NOTE: For prerequisites and basic installation guidelines along with end to end execution of Hungry Hippos application, check out the source code on https://github.com/Talentica/HungryHippos. For a quick start, the README explains how to run Hungry Hippos on a Digital Ocean cluster. Currently, there are no binary distributions available.

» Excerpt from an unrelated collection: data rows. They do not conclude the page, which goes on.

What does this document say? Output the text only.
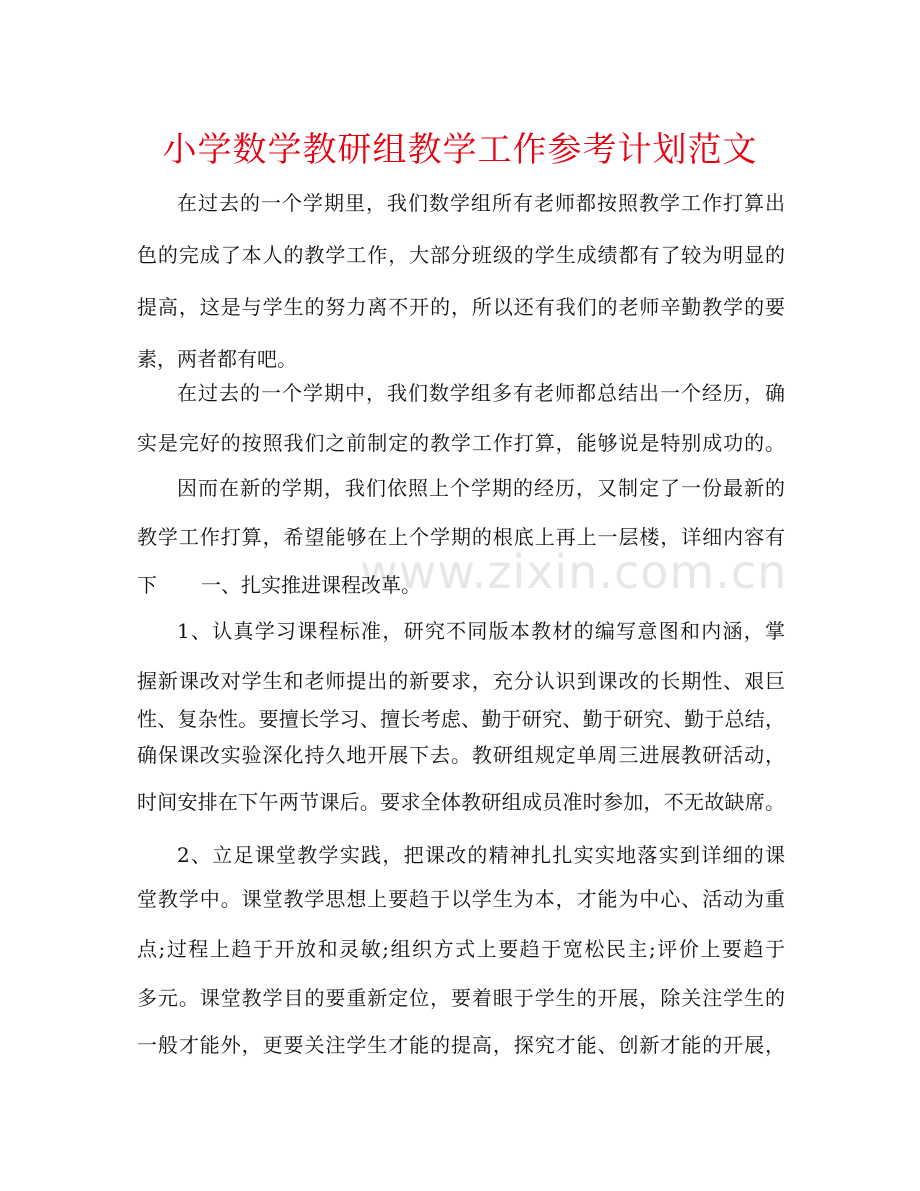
小学数学教研组教学工作参考计划范文
www.zixin.com.cn
在过去的一个学期里，我们数学组所有老师都按照教学工作打算出
色的完成了本人的教学工作，大部分班级的学生成绩都有了较为明显的
提高，这是与学生的努力离不开的，所以还有我们的老师辛勤教学的要
素，两者都有吧。
在过去的一个学期中，我们数学组多有老师都总结出一个经历，确
实是完好的按照我们之前制定的教学工作打算，能够说是特别成功的。
因而在新的学期，我们依照上个学期的经历，又制定了一份最新的
教学工作打算，希望能够在上个学期的根底上再上一层楼，详细内容有
下 一、扎实推进课程改革。
1、认真学习课程标准，研究不同版本教材的编写意图和内涵，掌
握新课改对学生和老师提出的新要求，充分认识到课改的长期性、艰巨
性、复杂性。要擅长学习、擅长考虑、勤于研究、勤于研究、勤于总结，
确保课改实验深化持久地开展下去。教研组规定单周三进展教研活动，
时间安排在下午两节课后。要求全体教研组成员准时参加，不无故缺席。
2、立足课堂教学实践，把课改的精神扎扎实实地落实到详细的课
堂教学中。课堂教学思想上要趋于以学生为本，才能为中心、活动为重
点;过程上趋于开放和灵敏;组织方式上要趋于宽松民主;评价上要趋于
多元。课堂教学目的要重新定位，要着眼于学生的开展，除关注学生的
一般才能外，更要关注学生才能的提高，探究才能、创新才能的开展，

Hungry Hippos Cluster Installation Manual

Prerequisites:

  • All the nodes in the cluster are running on Linux OS (all the scripts are written only for Linux based OS)
  • Java 8 is installed on all the nodes
  • Each node has a user named “hhuser” (currently, “hhuser” user is used in all the scripts)
  • The ssh login to these nodes as “hhuser” is without a password (to enable smooth running of the scripts)
  • In each of the nodes, the following entries in the mentioned files are present:
  • File “/etc/sudoers” (essential for clearing the cache of the nodes)

hhuser  ALL = NOPASSWD: /bin/sync hhuser  ALL = NOPASSWD: /sbin/sysctl vm.drop_caches=3

  • File “/etc/security/limits.conf” (essential for opening large number of files simultaneously)
* soft nofile 500000 * hard nofile 500000

Step 1 (Apache Zookeeper Cluster Installation)

  • Choose any set of nodes from the Hungry Hippos cluster to form the Zookeeper Cluster.
NOTE: The number of nodes for Zookeeper Cluster should be greater than or equal to the replication factor to be used for the files in the Hungry Hippos cluster.
  • To download and install the zookeeper cluster, visit http://zookeeper.apache.org.
  • Download and install zookeeper-3.5.1-alpha version.
  • Start the Zookeeper Cluster as per the Apache Zookeeper Manual.
NOTE: Zookeeper Cluster must be running before you start the Hungry Hippos Cluster.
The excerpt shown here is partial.